In a great display of self-control and person growth, I didn’t let any of my neuroticism leak out into our interaction. No obsessive texting. No awkward clinginess. It helped that I could go back and read some of our text dialogues, in which we were both really honest about our commitment to give this a chance, when I was starting to get really panicky. (If there is one good thing about all the crap we’ve gotten about our age difference, and we’ve gotten a good amount since it’s so unconventional for the guy to be the younger one in a relationship, it is that it prompted these conversations). When even that didn’t help, I’d tell myself that if people are gonna run away you should let them. I’d resign myself to simply accepting that possibility.
Then, one day, my fears dissipated. I can’t tell you exactly why it happened, only when. I’d shown up to work that Saturday having been especially neurotic all week after our Tuesday date. He’d been a little withdrawn that afternoon. Though my mind told me that there were probably other reasons (and had a good idea what those reasons were), my emotions were like ‘It’s a sign of the end. Brace yourself.’ So, I had. (I admitted I’m a little crazy, right?).
As I handed out packets of tea for customers to try at home, I felt a tap on my shoulder and turned around. There he was smiling at me. When I saw his face I was overcome with relief. And awash by just how much I like him. I haven’t worried since that afternoon a couple of weeks ago.

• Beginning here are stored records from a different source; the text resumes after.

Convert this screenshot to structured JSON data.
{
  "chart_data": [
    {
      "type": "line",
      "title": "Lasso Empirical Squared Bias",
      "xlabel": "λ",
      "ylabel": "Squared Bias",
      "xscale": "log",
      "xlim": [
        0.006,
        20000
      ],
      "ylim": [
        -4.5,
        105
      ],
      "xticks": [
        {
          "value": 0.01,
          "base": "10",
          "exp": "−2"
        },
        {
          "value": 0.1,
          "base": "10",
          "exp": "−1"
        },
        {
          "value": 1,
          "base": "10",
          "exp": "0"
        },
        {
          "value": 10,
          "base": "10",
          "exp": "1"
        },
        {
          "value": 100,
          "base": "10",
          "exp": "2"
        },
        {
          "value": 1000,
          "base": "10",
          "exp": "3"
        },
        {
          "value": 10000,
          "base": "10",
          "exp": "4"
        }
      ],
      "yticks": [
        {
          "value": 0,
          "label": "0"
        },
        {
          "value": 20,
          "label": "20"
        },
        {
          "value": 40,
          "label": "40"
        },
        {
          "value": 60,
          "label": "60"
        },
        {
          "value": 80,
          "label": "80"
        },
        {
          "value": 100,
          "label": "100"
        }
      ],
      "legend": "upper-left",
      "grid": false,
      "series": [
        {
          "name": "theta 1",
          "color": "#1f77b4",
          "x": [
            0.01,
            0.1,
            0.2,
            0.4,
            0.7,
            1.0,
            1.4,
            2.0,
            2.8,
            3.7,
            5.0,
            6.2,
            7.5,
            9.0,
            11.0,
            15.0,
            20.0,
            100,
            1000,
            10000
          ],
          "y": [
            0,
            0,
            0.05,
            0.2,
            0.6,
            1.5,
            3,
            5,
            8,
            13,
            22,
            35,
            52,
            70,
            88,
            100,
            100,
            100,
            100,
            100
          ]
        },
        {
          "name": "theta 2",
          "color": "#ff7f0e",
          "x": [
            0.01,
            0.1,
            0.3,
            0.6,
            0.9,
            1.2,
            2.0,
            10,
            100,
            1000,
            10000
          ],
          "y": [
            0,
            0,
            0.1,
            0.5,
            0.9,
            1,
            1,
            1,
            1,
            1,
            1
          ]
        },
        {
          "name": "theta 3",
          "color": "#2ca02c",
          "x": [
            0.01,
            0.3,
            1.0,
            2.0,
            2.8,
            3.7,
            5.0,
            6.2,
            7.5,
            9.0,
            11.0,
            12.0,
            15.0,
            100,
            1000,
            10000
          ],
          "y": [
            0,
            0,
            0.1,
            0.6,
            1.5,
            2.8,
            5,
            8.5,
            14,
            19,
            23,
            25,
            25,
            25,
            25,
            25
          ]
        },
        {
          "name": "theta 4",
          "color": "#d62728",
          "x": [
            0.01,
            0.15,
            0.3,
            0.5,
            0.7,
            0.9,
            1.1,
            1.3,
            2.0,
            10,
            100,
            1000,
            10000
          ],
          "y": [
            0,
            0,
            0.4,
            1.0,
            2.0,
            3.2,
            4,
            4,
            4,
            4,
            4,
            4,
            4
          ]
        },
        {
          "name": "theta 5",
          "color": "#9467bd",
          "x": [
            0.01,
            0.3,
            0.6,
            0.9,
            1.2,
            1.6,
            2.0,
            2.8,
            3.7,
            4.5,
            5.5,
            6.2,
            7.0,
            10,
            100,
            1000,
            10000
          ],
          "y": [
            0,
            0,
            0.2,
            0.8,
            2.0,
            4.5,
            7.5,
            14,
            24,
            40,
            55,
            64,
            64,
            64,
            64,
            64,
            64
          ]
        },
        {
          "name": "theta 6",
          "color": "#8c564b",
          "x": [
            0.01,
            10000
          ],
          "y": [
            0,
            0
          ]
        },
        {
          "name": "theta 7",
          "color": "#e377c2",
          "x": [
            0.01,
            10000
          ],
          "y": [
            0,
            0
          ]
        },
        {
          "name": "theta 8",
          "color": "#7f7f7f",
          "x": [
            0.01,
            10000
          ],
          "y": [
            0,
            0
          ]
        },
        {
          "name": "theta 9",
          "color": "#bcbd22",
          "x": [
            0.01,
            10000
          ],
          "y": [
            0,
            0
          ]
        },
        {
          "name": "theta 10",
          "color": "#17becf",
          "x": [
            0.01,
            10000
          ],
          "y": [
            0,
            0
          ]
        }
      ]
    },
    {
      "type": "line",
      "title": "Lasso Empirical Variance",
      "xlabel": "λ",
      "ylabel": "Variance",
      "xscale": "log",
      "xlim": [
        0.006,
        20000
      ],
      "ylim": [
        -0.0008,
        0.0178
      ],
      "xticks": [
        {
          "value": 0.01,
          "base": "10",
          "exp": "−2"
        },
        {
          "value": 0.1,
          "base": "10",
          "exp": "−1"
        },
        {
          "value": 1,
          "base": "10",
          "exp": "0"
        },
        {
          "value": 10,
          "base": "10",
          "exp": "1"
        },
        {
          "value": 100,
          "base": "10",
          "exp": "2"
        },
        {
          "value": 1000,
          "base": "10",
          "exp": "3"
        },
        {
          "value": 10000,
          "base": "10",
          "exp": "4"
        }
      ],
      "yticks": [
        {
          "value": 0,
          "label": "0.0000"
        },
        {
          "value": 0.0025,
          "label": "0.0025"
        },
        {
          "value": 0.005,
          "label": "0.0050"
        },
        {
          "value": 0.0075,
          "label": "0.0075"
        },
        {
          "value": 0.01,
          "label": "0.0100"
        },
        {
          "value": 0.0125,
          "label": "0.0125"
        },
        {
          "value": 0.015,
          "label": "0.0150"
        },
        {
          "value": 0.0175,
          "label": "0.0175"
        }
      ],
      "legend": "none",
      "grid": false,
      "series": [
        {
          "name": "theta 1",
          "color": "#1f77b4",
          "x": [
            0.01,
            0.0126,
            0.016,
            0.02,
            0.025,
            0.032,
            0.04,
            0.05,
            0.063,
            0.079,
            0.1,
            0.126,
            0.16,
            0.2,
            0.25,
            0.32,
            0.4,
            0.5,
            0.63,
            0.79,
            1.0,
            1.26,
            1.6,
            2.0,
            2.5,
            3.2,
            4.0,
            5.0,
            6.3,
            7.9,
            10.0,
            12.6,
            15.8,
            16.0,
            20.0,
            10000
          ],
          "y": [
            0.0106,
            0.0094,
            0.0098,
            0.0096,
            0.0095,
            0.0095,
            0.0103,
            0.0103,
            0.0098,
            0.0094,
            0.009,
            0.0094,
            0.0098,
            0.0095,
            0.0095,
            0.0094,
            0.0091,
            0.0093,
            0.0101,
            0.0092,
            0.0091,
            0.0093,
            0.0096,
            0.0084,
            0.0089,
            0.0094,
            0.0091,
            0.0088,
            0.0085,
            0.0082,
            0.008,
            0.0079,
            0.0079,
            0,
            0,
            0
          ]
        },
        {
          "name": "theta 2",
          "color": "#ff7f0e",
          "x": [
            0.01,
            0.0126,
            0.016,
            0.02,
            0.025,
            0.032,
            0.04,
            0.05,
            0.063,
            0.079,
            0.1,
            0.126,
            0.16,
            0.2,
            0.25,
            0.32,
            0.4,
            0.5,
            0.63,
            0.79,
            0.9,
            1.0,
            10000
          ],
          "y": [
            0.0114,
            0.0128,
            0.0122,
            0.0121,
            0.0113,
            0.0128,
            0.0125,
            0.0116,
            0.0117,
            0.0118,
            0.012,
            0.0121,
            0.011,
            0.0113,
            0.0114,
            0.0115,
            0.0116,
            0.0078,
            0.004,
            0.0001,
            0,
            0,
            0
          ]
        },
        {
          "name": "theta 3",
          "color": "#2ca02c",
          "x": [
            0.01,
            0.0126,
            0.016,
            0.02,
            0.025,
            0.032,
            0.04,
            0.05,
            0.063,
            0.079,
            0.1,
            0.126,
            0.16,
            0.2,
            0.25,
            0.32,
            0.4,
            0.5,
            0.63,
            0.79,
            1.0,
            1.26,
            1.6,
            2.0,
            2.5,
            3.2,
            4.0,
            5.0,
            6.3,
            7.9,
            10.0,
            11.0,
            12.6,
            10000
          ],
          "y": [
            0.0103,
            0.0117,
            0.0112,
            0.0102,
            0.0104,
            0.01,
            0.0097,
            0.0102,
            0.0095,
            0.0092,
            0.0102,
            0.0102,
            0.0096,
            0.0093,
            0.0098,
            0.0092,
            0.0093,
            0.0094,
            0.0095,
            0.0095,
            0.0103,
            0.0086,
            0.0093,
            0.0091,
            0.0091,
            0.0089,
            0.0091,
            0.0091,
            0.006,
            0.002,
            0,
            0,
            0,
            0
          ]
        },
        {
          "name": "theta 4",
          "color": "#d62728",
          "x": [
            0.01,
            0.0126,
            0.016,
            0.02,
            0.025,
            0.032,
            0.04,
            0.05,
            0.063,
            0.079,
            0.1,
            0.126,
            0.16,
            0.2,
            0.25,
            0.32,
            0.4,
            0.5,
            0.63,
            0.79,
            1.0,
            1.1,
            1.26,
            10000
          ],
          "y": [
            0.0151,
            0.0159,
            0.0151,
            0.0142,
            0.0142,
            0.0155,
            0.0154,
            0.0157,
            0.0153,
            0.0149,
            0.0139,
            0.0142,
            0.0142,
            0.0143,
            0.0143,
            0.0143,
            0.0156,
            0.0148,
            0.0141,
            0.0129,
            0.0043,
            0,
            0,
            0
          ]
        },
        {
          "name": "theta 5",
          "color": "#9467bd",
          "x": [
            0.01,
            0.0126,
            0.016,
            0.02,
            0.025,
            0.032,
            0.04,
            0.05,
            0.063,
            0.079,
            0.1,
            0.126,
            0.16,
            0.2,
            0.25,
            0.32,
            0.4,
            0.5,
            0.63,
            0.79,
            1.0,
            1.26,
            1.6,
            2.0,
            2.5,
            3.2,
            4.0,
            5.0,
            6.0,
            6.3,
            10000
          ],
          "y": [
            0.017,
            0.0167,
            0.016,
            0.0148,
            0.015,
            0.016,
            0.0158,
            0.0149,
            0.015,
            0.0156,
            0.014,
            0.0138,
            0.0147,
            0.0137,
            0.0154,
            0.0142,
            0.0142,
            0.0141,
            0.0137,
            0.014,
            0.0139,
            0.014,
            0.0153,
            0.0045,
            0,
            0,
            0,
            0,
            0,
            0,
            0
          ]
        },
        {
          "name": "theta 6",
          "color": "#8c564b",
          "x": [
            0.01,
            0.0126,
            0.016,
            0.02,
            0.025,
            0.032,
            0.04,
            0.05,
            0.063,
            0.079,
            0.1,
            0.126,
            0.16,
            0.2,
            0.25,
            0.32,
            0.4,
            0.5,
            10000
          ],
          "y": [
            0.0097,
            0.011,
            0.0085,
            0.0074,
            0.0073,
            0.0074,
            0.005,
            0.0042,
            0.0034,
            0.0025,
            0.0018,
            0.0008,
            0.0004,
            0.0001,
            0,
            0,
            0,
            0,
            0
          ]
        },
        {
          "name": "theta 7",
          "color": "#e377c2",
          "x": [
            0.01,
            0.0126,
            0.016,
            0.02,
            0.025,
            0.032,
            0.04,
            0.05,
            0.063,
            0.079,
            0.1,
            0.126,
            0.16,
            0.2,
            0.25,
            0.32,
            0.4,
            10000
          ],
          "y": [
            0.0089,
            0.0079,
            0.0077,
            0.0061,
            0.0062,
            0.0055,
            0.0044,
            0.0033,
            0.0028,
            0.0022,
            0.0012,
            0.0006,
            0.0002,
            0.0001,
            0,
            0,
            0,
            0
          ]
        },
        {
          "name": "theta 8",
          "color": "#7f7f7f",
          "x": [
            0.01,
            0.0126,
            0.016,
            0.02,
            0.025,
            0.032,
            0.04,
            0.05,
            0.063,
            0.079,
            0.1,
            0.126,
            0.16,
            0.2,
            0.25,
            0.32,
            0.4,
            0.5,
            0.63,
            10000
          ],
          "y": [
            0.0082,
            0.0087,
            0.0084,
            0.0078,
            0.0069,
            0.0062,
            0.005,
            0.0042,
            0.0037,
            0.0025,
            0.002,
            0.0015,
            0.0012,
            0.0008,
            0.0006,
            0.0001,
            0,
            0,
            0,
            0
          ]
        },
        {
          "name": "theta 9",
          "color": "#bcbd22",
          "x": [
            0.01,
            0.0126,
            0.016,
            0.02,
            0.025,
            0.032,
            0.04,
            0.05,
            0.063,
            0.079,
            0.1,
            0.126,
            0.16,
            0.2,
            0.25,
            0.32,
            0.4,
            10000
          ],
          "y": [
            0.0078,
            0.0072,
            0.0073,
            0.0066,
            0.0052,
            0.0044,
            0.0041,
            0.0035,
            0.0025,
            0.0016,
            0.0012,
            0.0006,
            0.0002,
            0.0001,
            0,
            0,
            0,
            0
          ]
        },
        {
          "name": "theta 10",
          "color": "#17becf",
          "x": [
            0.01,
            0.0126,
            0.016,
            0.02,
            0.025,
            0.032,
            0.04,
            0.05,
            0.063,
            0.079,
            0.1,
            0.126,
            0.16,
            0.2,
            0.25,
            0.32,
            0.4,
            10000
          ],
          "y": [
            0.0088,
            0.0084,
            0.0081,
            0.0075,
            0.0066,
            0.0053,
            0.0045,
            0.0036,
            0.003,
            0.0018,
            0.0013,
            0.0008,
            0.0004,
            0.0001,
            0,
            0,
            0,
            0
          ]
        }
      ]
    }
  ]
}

Being that neuroticism isn’t governed by logic, it wasn’t reason that settled my fears. My mind had kept pointing out that our relationship is nothing like the pseudo-relationships of my past. That he is so very far from those guys (he’s actually dating me, that’s a big difference right there). It was telling me that for the first time there were no warning signs, so why was I so worried? (especially when I’d survived ignoring warning signs before). More powerfully than any argument, that look on his face and my corresponding internal reaction conveyed exactly what I needed to know: this is real. Come what may, that’s all I needed.
Still, being a Cancer, I can’t help but be cautious even in my happiness.Time will only tell if this really works out. I’ve just stopped second guessing whether this is actually happening or not.